グレーゾーンの大学が日本で増える可能性あり
日本では、大学設置に関する文科省の方針は、事前規制から事後チェックへと大きく変化しました。設置基準を緩和する代わりに、認証評価機関による評価で質を維持する方向へと転換し、ある意味でアメリカ的になりました。
しかし、学位だけを販売するアメリカ的なディプロマミルが出てくる可能性は低いでしょう。日本では、社会人が大学に戻って学位を取り直すケースはアメリカに比べて少ないですし、学歴と社会的地位が必ずしも連動しておらず、学位の購入に魅力を感じる層が少ないからです。ただ、今後、海外の大学が参入してくれば、状況が変わるかもしれません。日本では、アメリカの大学の学位は価値が高いと見なされがちです。実際、日本の大学教員でディプロマミルの被害にあった人もいます。

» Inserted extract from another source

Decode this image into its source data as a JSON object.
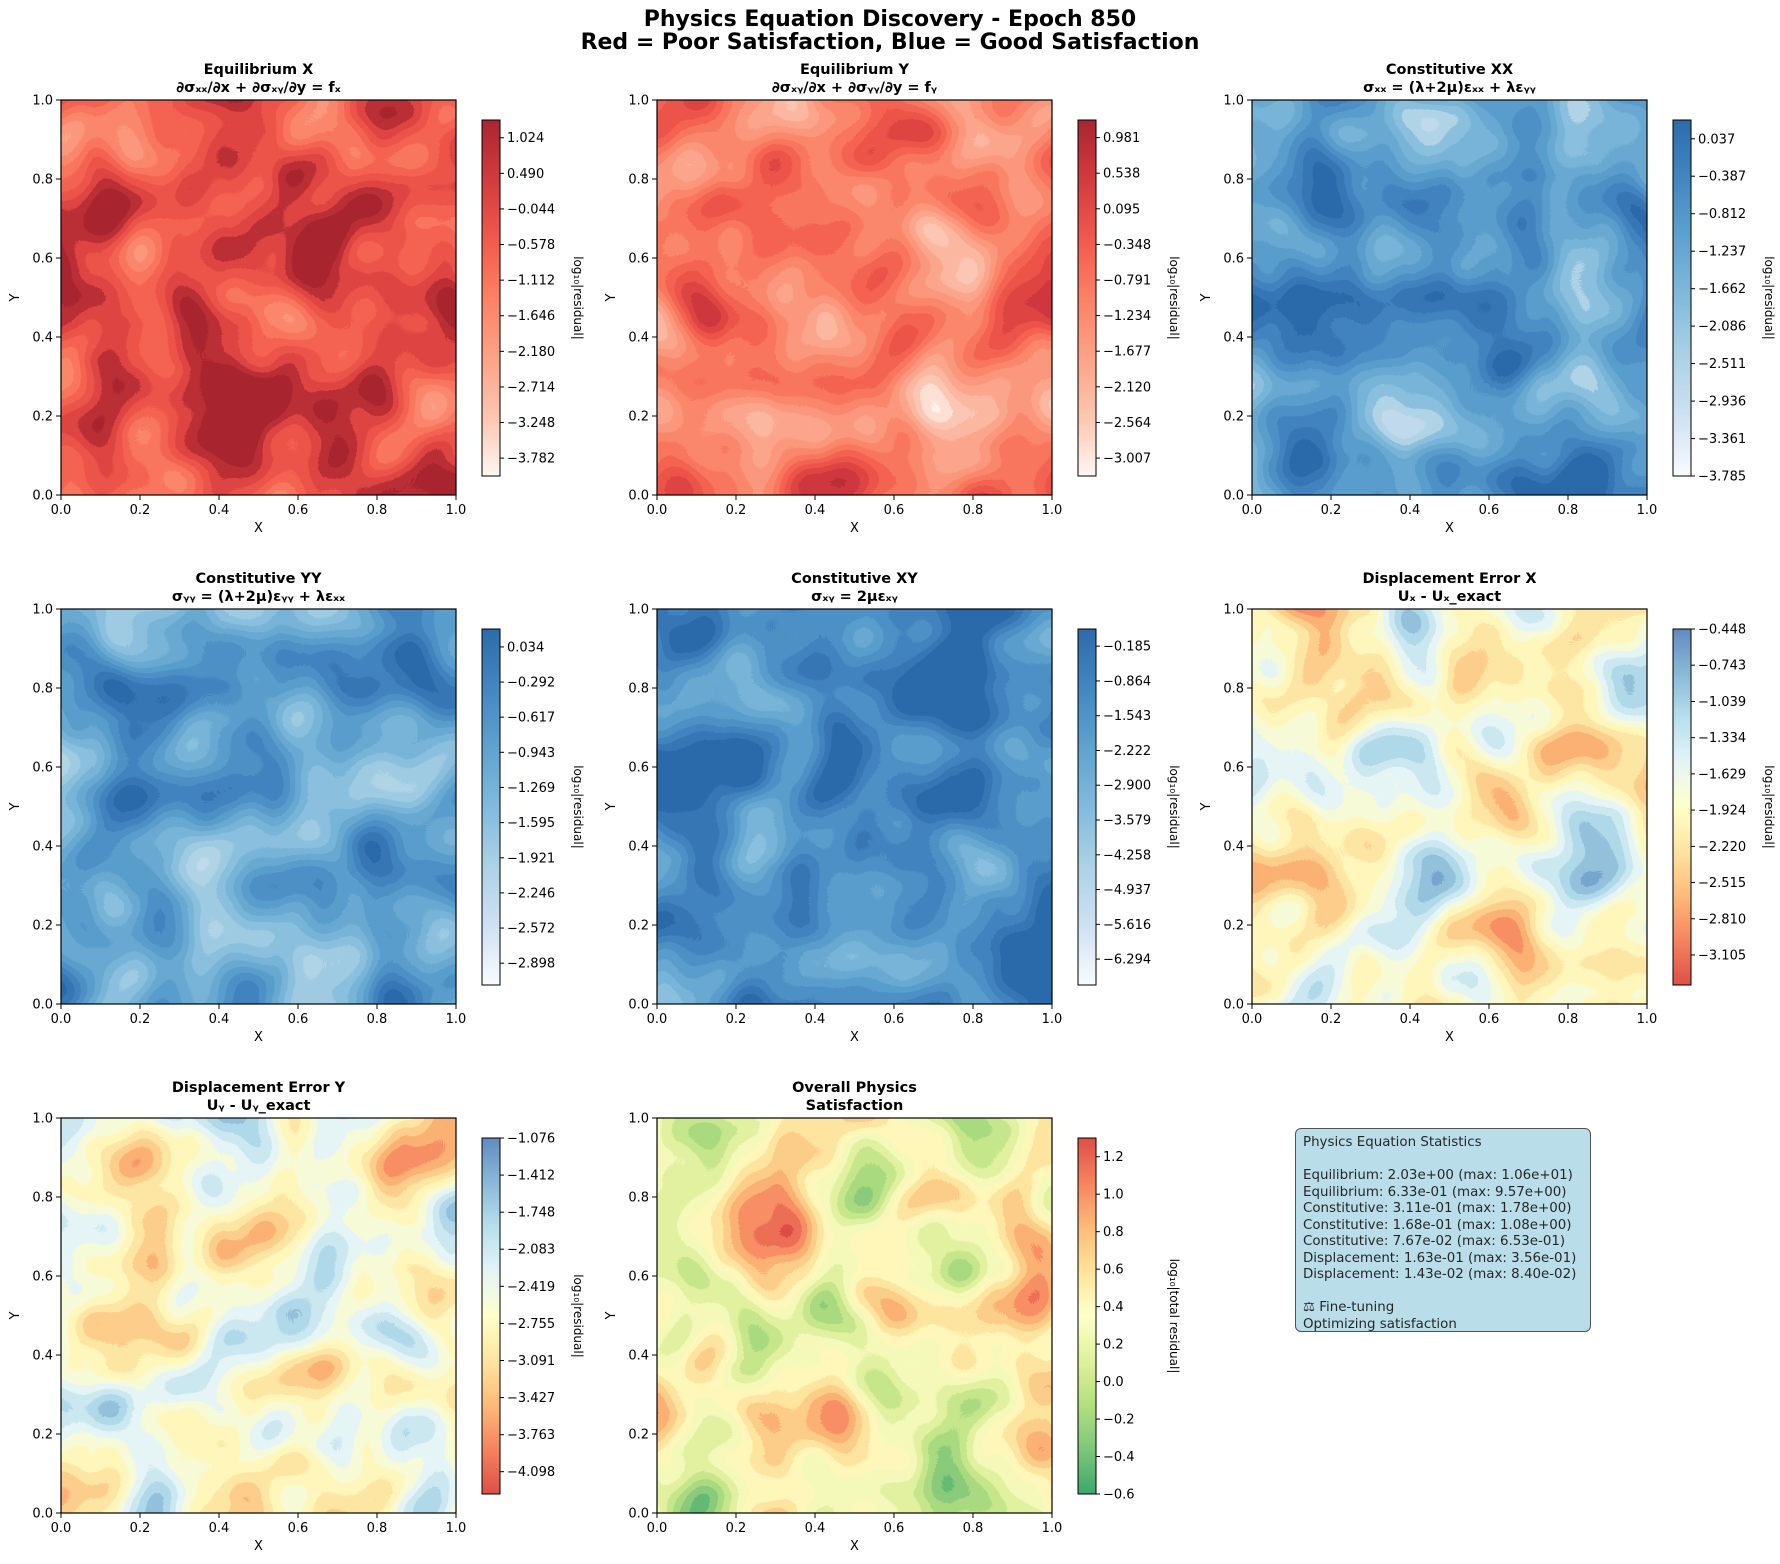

極端なディプロマミルの心配は少なくても、設置基準の緩和によって、入学したら誰でも卒業できる、つまり「4年間の時間と学費で『学位を買う』」という大学が生まれる可能性はあります。もちろん、大学としての最低基準さえも満たしていないディプロマミルとは次元が違う問題ですが、学位は何を保証するのか、高等教育の質をどう維持するのかという観点から考えれば、ディプロマミルに近いグレーゾーンに属する大学といえなくもありません。こうした大学が育つ土壌をつくらないためにも、大学教育の質を保証する仕組みを整備することは緊急の課題です。